Once you have liabilities against you in the US - they can certainly come over and try to enforce that through the Irish courts. Issue is around can someone buy something from you or close you down? E.g. if your data is hosted in the US - access restricted Copyright issue important - data from ad driven site - what happens if you suck in data and republish.
If you are using someone's RSS feeds - and they say 'I don't want it used in your mash-up' - they need to contact you and tell you that. Look at the blog world (track backs etc.) - a lot of history. In mashups - is there a way to build up list of credits - would that be good practice. If you sucked in google search - to drive something else... but
Is there a website like 'ad aware'? where you can learn more about where your search data is being used.

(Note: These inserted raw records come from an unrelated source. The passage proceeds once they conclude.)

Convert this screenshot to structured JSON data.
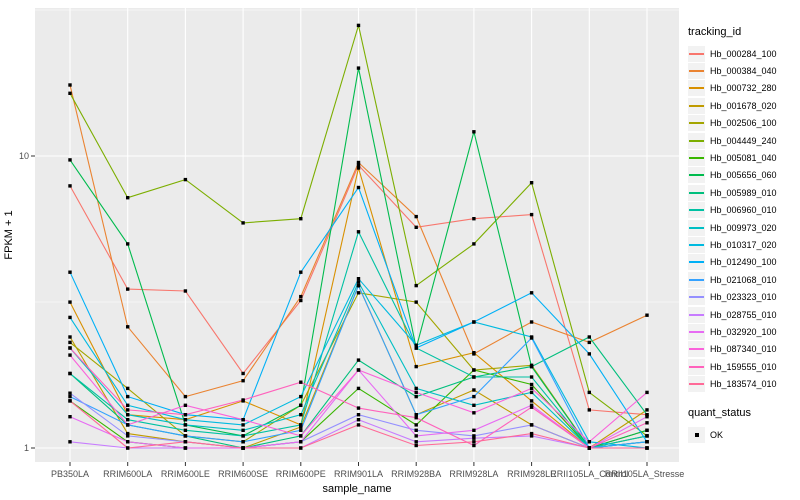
{
  "figure": {
    "y_axis": {
      "label": "FPKM + 1"
    },
    "x_axis": {
      "label": "sample_name"
    },
    "legend": {
      "tracking_title": "tracking_id",
      "quant_title": "quant_status",
      "quant_items": [
        {
          "label": "OK"
        }
      ]
    },
    "colors": {
      "panel_bg": "#EBEBEB",
      "gridline": "#FFFFFF",
      "tick_label": "#4D4D4D",
      "axis_title": "#000000",
      "point": "#000000",
      "legend_key_bg": "#F2F2F2"
    }
  },
  "chart_data": {
    "type": "line",
    "title": "",
    "xlabel": "sample_name",
    "ylabel": "FPKM + 1",
    "y_scale": "log10",
    "ylim": [
      0.9,
      33
    ],
    "y_ticks": [
      1,
      10
    ],
    "y_minor_ticks": [
      3.162,
      31.62
    ],
    "grid": true,
    "legend_position": "right",
    "legend_title": "tracking_id",
    "point_legend": {
      "title": "quant_status",
      "items": [
        "OK"
      ]
    },
    "categories": [
      "PB350LA",
      "RRIM600LA",
      "RRIM600LE",
      "RRIM600SE",
      "RRIM600PE",
      "RRIM901LA",
      "RRIM928BA",
      "RRIM928LA",
      "RRIM928LE",
      "RRII105LA_Control",
      "RRII105LA_Stressed"
    ],
    "series": [
      {
        "name": "Hb_000284_100",
        "color": "#F8766D",
        "values": [
          7.9,
          3.5,
          3.45,
          1.8,
          3.2,
          9.3,
          5.7,
          6.1,
          6.3,
          1.35,
          1.3
        ]
      },
      {
        "name": "Hb_000384_040",
        "color": "#EA8331",
        "values": [
          17.5,
          2.6,
          1.5,
          1.7,
          3.3,
          9.5,
          6.2,
          2.1,
          2.7,
          2.3,
          2.85
        ]
      },
      {
        "name": "Hb_000732_280",
        "color": "#D89000",
        "values": [
          3.16,
          1.3,
          1.25,
          1.45,
          1.2,
          9.1,
          1.9,
          2.12,
          1.45,
          1.0,
          1.15
        ]
      },
      {
        "name": "Hb_001678_020",
        "color": "#C09B00",
        "values": [
          2.4,
          1.12,
          1.05,
          1.0,
          1.18,
          3.6,
          1.3,
          1.58,
          1.2,
          1.0,
          1.35
        ]
      },
      {
        "name": "Hb_002506_100",
        "color": "#A3A500",
        "values": [
          2.3,
          1.6,
          1.1,
          1.05,
          1.4,
          3.4,
          3.16,
          1.85,
          1.92,
          1.0,
          1.1
        ]
      },
      {
        "name": "Hb_004449_240",
        "color": "#7CAE00",
        "values": [
          16.4,
          7.2,
          8.3,
          5.9,
          6.1,
          28.0,
          3.6,
          5.0,
          8.1,
          1.55,
          1.1
        ]
      },
      {
        "name": "Hb_005081_040",
        "color": "#39B600",
        "values": [
          1.45,
          1.05,
          1.0,
          1.0,
          1.05,
          1.6,
          1.2,
          1.85,
          1.65,
          1.0,
          1.05
        ]
      },
      {
        "name": "Hb_005656_060",
        "color": "#00BB4E",
        "values": [
          9.7,
          5.0,
          1.2,
          1.1,
          1.4,
          20.0,
          2.2,
          12.1,
          1.9,
          1.0,
          1.15
        ]
      },
      {
        "name": "Hb_005989_010",
        "color": "#00BF7D",
        "values": [
          1.8,
          1.2,
          1.1,
          1.0,
          1.1,
          2.0,
          1.5,
          1.75,
          1.9,
          2.4,
          1.3
        ]
      },
      {
        "name": "Hb_006960_010",
        "color": "#00C1A3",
        "values": [
          1.8,
          1.25,
          1.15,
          1.1,
          1.2,
          5.5,
          2.2,
          1.75,
          1.75,
          1.0,
          1.1
        ]
      },
      {
        "name": "Hb_009973_020",
        "color": "#00BFC4",
        "values": [
          2.2,
          1.3,
          1.2,
          1.15,
          1.3,
          3.7,
          1.6,
          1.4,
          1.55,
          1.0,
          1.05
        ]
      },
      {
        "name": "Hb_010317_020",
        "color": "#00BAE0",
        "values": [
          2.8,
          1.4,
          1.25,
          1.2,
          1.5,
          3.8,
          2.25,
          2.7,
          2.4,
          1.05,
          1.0
        ]
      },
      {
        "name": "Hb_012490_100",
        "color": "#00B0F6",
        "values": [
          4.0,
          1.5,
          1.3,
          1.25,
          4.0,
          7.8,
          2.2,
          2.7,
          3.4,
          2.1,
          1.05
        ]
      },
      {
        "name": "Hb_021068_010",
        "color": "#35A2FF",
        "values": [
          1.5,
          1.2,
          1.1,
          1.05,
          1.15,
          3.6,
          1.3,
          1.5,
          2.38,
          1.0,
          1.05
        ]
      },
      {
        "name": "Hb_023323_010",
        "color": "#9590FF",
        "values": [
          1.54,
          1.1,
          1.05,
          1.0,
          1.05,
          1.3,
          1.15,
          1.1,
          1.2,
          1.0,
          1.0
        ]
      },
      {
        "name": "Hb_028755_010",
        "color": "#C77CFF",
        "values": [
          1.05,
          1.0,
          1.0,
          1.0,
          1.0,
          1.25,
          1.05,
          1.08,
          1.1,
          1.0,
          1.0
        ]
      },
      {
        "name": "Hb_032920_100",
        "color": "#E76BF3",
        "values": [
          1.28,
          1.05,
          1.0,
          1.0,
          1.05,
          1.85,
          1.1,
          1.15,
          1.4,
          1.0,
          1.28
        ]
      },
      {
        "name": "Hb_087340_010",
        "color": "#FA62DB",
        "values": [
          2.08,
          1.2,
          1.4,
          1.25,
          1.1,
          1.85,
          1.55,
          1.32,
          1.6,
          1.05,
          1.55
        ]
      },
      {
        "name": "Hb_159555_010",
        "color": "#FF62BC",
        "values": [
          2.2,
          1.35,
          1.3,
          1.46,
          1.68,
          1.37,
          1.27,
          1.02,
          1.38,
          1.0,
          1.22
        ]
      },
      {
        "name": "Hb_183574_010",
        "color": "#FF6A98",
        "values": [
          1.45,
          1.0,
          1.05,
          1.0,
          1.0,
          1.2,
          1.02,
          1.05,
          1.12,
          1.0,
          1.0
        ]
      }
    ]
  }
}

Using mashups for financial tradings a no-no until they resolve the idea of knowing where the data is coming from (frames doesn't give you the URL check). Rely on the user understanding lack of info - and what that means. Each country has different requirements for age verifications. Are there best practices for age verification? What is happening in CA? Look at the legislation, e.g. the governer's page - e.g. privacy policies - forward thinking in this space.
Until you solve the authentication issue - trust - a lot of these issues will persist. Issues will become more exaggerated with iphones.
How much effort do these sites behind the scenes to check this? Is facebook checking which highschool you go to and whether your age 'makes sense'? And swtiching off accounts if they don't. Attorney General did set up dummy sites of kids and sent 'mothers' to complain to see what facebook would do - they did nothing - so they were sued - but now dropped because Facebook agreed to implement processes.
Xbox live another issue.
Hopefully - this will be part of the curriculum - safety online. We will all have two identities in the future - that comes with responsibilities.
Large companies - mashup tools vendors - are going to put money behind how to get into their tools - because these issues will have to get solved before people will use them (e.g. double contracts processes) But what about the folks outside these tools - does each individual have to go consult an international lawyer?
Will some site crop up with best practices - hopefully!!
There are already kids writing mashups - people who are offering data - need to give a little more advice and feedback on how to use their data!!
Is there any way to put copyright info on the data you own? For example - what if the police wanted to protect data about crimes (to stop revenge crimes maybe?)
Step 1 - some kind of terms. Step 2 - Terms are somehow agreed with before data is used. Terms that are considered reasobnable in your country. Or for example send an email to verify you are you. Should enforce a click through with T&Cs Step 3 - Use something like adobe DRM or PDF.
But there are guys who can take anything on your screen - and if it comes across the wires - they'll mash it up!